Warburg effect (aerobic glycolysis)

In a normal cell, glucose is metabolized to pyruvate during glycolysis. Pyruvate enters the mitochondria and is used in the Krebs cycle, which generates NADH and FADH2 to supply the mitochondrial electron transport chain with electrons for energy production (Figure 1). In this process, one molecule of glucose produces 36 molecules of ATP (5). When oxygen supply is insufficient (hypoxia), normal cells can switch to anaerobic glycolysis – the transformation of glucose to lactate with much lower ATP production (2 molecules of ATP per one molecule of glucose).

In contrast, a majority of cancer cells exhibit an altered glucose metabolism – they switch to glycolysis even in the abundance of oxygen (8, 25, 26, 27). This is, as previously mentioned, the Warburg effect or, ‘aerobic glycolysis,’ mediated mostly by changes in the fate of the end-product of glycolysis – pyruvate, as discussed below. Although aerobic glycolysis is much less efficient in ATP production compared to OXPHOS (2 vs. 36 molecules of ATP) and may seem to be a disadvantage for the cancer cell, the opposite is true. Cancer cells, to compensate for the lower generation of ATP during glycolysis, display substantially increased glucose uptake mediated by glucose transporters and hexokinase 2 upregulation (2830). A high glucose influx and glycolytic rate can secure a higher production of ATP than that produced by OXPHOS (8, 25). Moreover, most of the pyruvate, instead of being oxidized through mitochondrial metabolism, is converted to lactate due to suppression of pyruvate dehydrogenase activity and overexpression of lactate dehydrogenase A (LDHA). This reaction allows tumor cells to regenerate NADH and therefore not only sustain, but accelerate the glycolysis rate (6, 8, 26, 28, 31). Conversion of excess glycolytic flux to lactate also helps avoid saturating the mitochondria with a supply of NADH that would suppress the Krebs cycle (32). Furthermore, lactate is released into the tumor microenvironment and nurtures cancer cells, which do not have a sufficient supply of nutrients (27, 33). In addition, conversion of pyruvate to lactate reduces production of ROS and lowers the pH of the extracellular microenvironment resulting in enabling the activity of metalloproteases for breaking down extracellular matrix. Therefore, lactate serves as an inducer of tumor invasion and metastasis (34, 35).

Besides energy production, glycolysis generates metabolic intermediates, which serve as substrates for other metabolic pathways, especially for synthesis of amino acids and macromolecules, which are essential for cell proliferation and survival (32) (Figure 1).
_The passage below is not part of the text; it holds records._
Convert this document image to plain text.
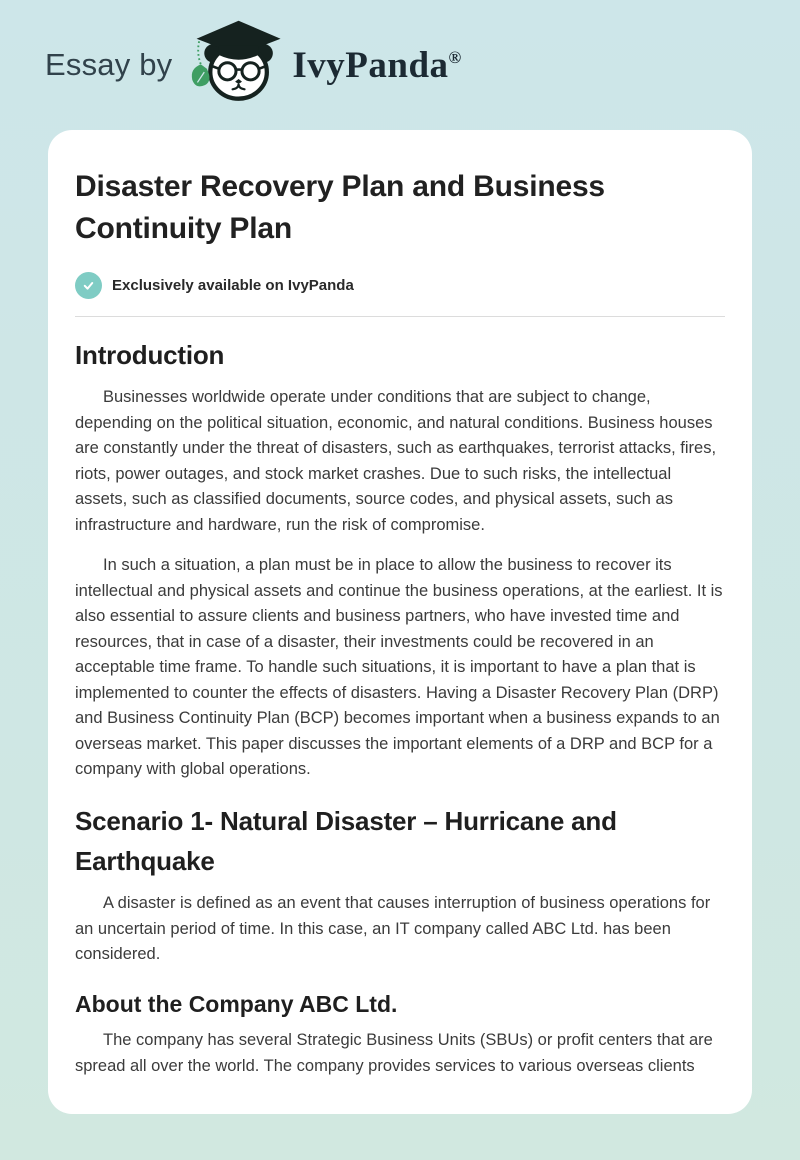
Essay by	IvyPanda®
Disaster Recovery Plan and Business Continuity Plan
Exclusively available on IvyPanda
Introduction

Businesses worldwide operate under conditions that are subject to change, depending on the political situation, economic, and natural conditions. Business houses are constantly under the threat of disasters, such as earthquakes, terrorist attacks, fires, riots, power outages, and stock market crashes. Due to such risks, the intellectual assets, such as classified documents, source codes, and physical assets, such as infrastructure and hardware, run the risk of compromise.

In such a situation, a plan must be in place to allow the business to recover its intellectual and physical assets and continue the business operations, at the earliest. It is also essential to assure clients and business partners, who have invested time and resources, that in case of a disaster, their investments could be recovered in an acceptable time frame. To handle such situations, it is important to have a plan that is implemented to counter the effects of disasters. Having a Disaster Recovery Plan (DRP) and Business Continuity Plan (BCP) becomes important when a business expands to an overseas market. This paper discusses the important elements of a DRP and BCP for a company with global operations.

Scenario 1- Natural Disaster – Hurricane and Earthquake

A disaster is defined as an event that causes interruption of business operations for an uncertain period of time. In this case, an IT company called ABC Ltd. has been considered.

About the Company ABC Ltd.

The company has several Strategic Business Units (SBUs) or profit centers that are spread all over the world. The company provides services to various overseas clients
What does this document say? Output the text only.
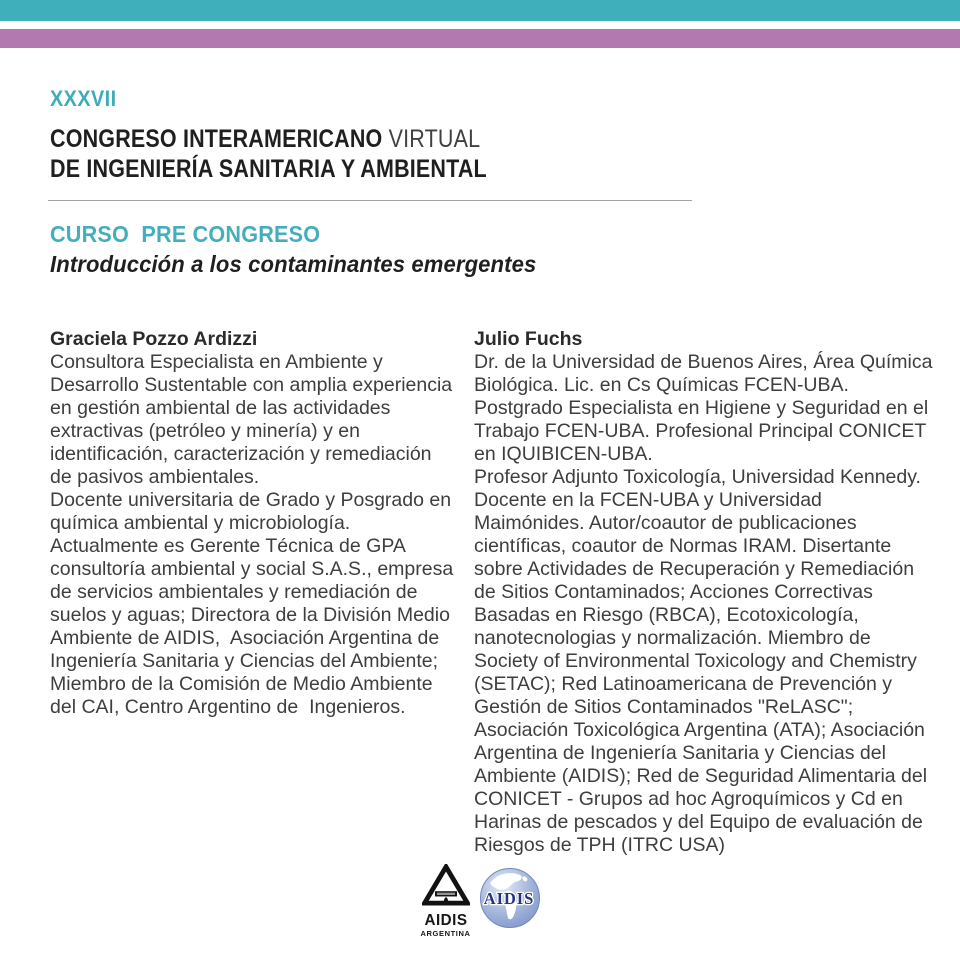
XXXVII
CONGRESO INTERAMERICANO VIRTUAL
DE INGENIERÍA SANITARIA Y AMBIENTAL
CURSO  PRE CONGRESO
Introducción a los contaminantes emergentes
Graciela Pozzo Ardizzi

Consultora Especialista en Ambiente y Desarrollo Sustentable con amplia experiencia en gestión ambiental de las actividades extractivas (petróleo y minería) y en identificación, caracterización y remediación de pasivos ambientales.

Docente universitaria de Grado y Posgrado en química ambiental y microbiología.

Actualmente es Gerente Técnica de GPA consultoría ambiental y social S.A.S., empresa de servicios ambientales y remediación de suelos y aguas; Directora de la División Medio Ambiente de AIDIS,  Asociación Argentina de Ingeniería Sanitaria y Ciencias del Ambiente; Miembro de la Comisión de Medio Ambiente del CAI, Centro Argentino de  Ingenieros.

Julio Fuchs

Dr. de la Universidad de Buenos Aires, Área Química Biológica. Lic. en Cs Químicas FCEN-UBA. Postgrado Especialista en Higiene y Seguridad en el Trabajo FCEN-UBA. Profesional Principal CONICET en IQUIBICEN-UBA.

Profesor Adjunto Toxicología, Universidad Kennedy. Docente en la FCEN-UBA y Universidad Maimónides. Autor/coautor de publicaciones científicas, coautor de Normas IRAM. Disertante sobre Actividades de Recuperación y Remediación de Sitios Contaminados; Acciones Correctivas Basadas en Riesgo (RBCA), Ecotoxicología, nanotecnologias y normalización. Miembro de Society of Environmental Toxicology and Chemistry (SETAC); Red Latinoamericana de Prevención y Gestión de Sitios Contaminados "ReLASC"; Asociación Toxicológica Argentina (ATA); Asociación Argentina de Ingeniería Sanitaria y Ciencias del Ambiente (AIDIS); Red de Seguridad Alimentaria del CONICET - Grupos ad hoc Agroquímicos y Cd en Harinas de pescados y del Equipo de evaluación de Riesgos de TPH (ITRC USA)

AIDIS
ARGENTINA
AIDIS
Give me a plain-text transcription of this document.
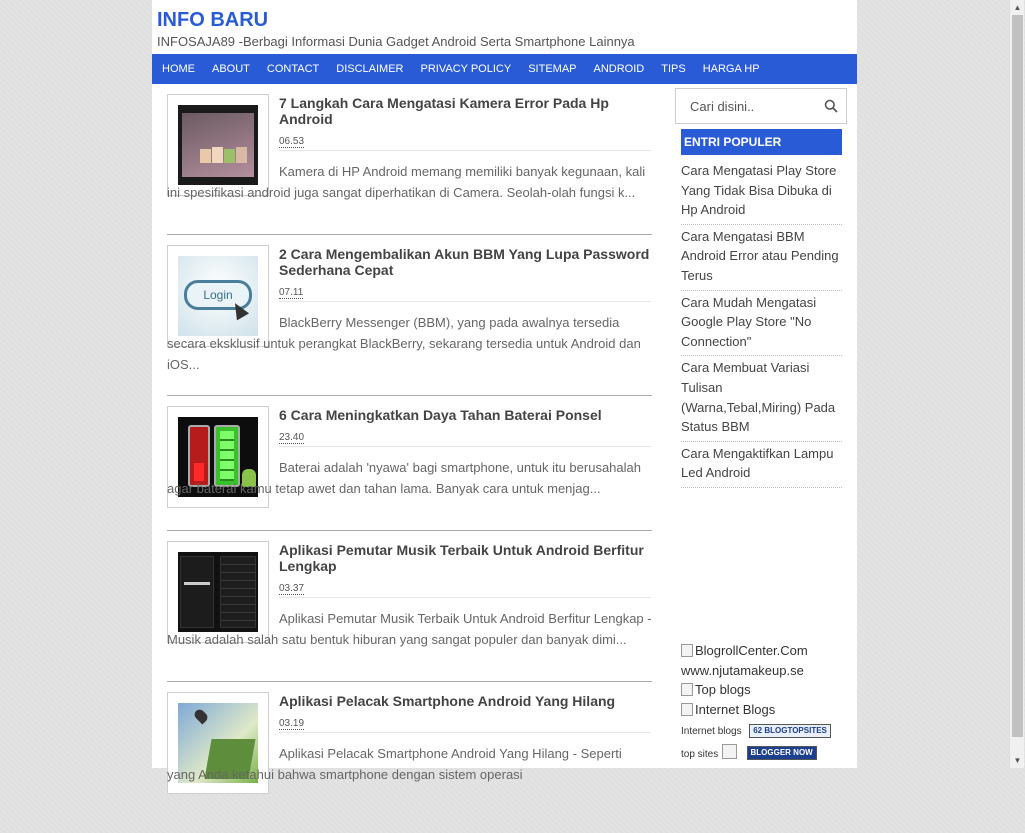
INFO BARU
INFOSAJA89 -Berbagi Informasi Dunia Gadget Android Serta Smartphone Lainnya
HOME	ABOUT	CONTACT	DISCLAIMER	PRIVACY POLICY	SITEMAP	ANDROID	TIPS	HARGA HP
7 Langkah Cara Mengatasi Kamera Error Pada Hp Android
06.53
Kamera di HP Android memang memiliki banyak kegunaan, kali ini spesifikasi android juga sangat diperhatikan di Camera. Seolah-olah fungsi k...
Login
2 Cara Mengembalikan Akun BBM Yang Lupa Password Sederhana Cepat
07.11
BlackBerry Messenger (BBM), yang pada awalnya tersedia secara eksklusif untuk perangkat BlackBerry, sekarang tersedia untuk Android dan iOS...
6 Cara Meningkatkan Daya Tahan Baterai Ponsel
23.40
Baterai adalah 'nyawa' bagi smartphone, untuk itu berusahalah agar baterai kamu tetap awet dan tahan lama. Banyak cara untuk menjag...
Aplikasi Pemutar Musik Terbaik Untuk Android Berfitur Lengkap
03.37
Aplikasi Pemutar Musik Terbaik Untuk Android Berfitur Lengkap - Musik adalah salah satu bentuk hiburan yang sangat populer dan banyak dimi...
Aplikasi Pelacak Smartphone Android Yang Hilang
03.19
Aplikasi Pelacak Smartphone Android Yang Hilang - Seperti yang Anda ketahui bahwa smartphone dengan sistem operasi
Cari disini..
ENTRI POPULER
Cara Mengatasi Play Store Yang Tidak Bisa Dibuka di Hp Android
Cara Mengatasi BBM Android Error atau Pending Terus
Cara Mudah Mengatasi Google Play Store "No Connection"
Cara Membuat Variasi Tulisan (Warna,Tebal,Miring) Pada Status BBM
Cara Mengaktifkan Lampu Led Android
BlogrollCenter.Com
www.njutamakeup.se
Top blogs
Internet Blogs
Internet blogs 62 BLOGTOPSITES
top sites	BLOGGER NOW
▲
▼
Glucose-6-phosphate (oxidative pathway) or fructose-6-phosphate (non-oxidative pathway) are redirected to the pentose phosphate pathway where they are utilized for synthesis of nucleotides and NADPH. A substantial increase in lipid production allows for the synthesis of DNA and proteins, formation of lipid bilayers, modification of membrane-targeted proteins, and adaptation of membrane composition to oxidative stress (32, 36, 37). Fatty acid synthesis influences cell signaling and growth and lipid metabolism has been accepted as one of the major metabolic pathways involved in cancer development and progression (36). The Krebs cycle-derived citrate is cleaved to acetyl-CoA and oxaloacetate by Akt (protein kinase B) activated ATP-citrate lyase in cytosol. Acetyl-CoA is then used as a substrate for de novo biosynthesis of fatty acids (38, 39). Dihydroxyacetone phosphate, the metabolic intermediate of glycolysis, is also used for lipid synthesis and malonyl-CoA can be utilized for de novo biosynthesis of cholesterol (32, 40). Moreover, pyruvate can be imported into the mitochondria and converted into substrates for the production of additional amino or fatty acids, or can be used to sustain mitochondrial membrane potential (41).

Metabolic adaptation of proliferating/cancer cells can be affected by various oncogenes, such as c-Myc, RAS, or HIF-1α, involved in the regulation of genes involved in aerobic glycolysis, including glucose transporters, glycolytic enzymes, and LDHA. Activation of the PI3K/Akt/mTOR pathway (one of the RAS downstream signaling pathways) promotes cell biosynthesis through multiple actions, including increasing the surface expression of nutrient transporters, increasing glycolysis and lactate production, and enhancing the biosynthesis of macromolecules, as discussed in (8, 32, 42). These effects are, in part, mediated through oxygen independent HIF-α stabilization and activation of HIF signaling. Decreased oxygen availability (hypoxia) or conditions leading to stabilization of HIF-α, even in the presence of sufficient amount of oxygen (pseudohypoxia), trigger the switch of metabolism from OXPHOS to glycolysis (18, 24, 43, 44).

Insufficient activity of tumor suppressors, such as p53, also alleviates activation of tumorigenic metabolic pathways (32, 37, 40, 41). Actually, p53, c-Myc, and HIFs represent master regulators of cancer glycolysis and glycolytic enzymes play an active role in promoting cancer cell survival, invasion, metastasis, regulation of gene expression, and many other key cellular processes (40).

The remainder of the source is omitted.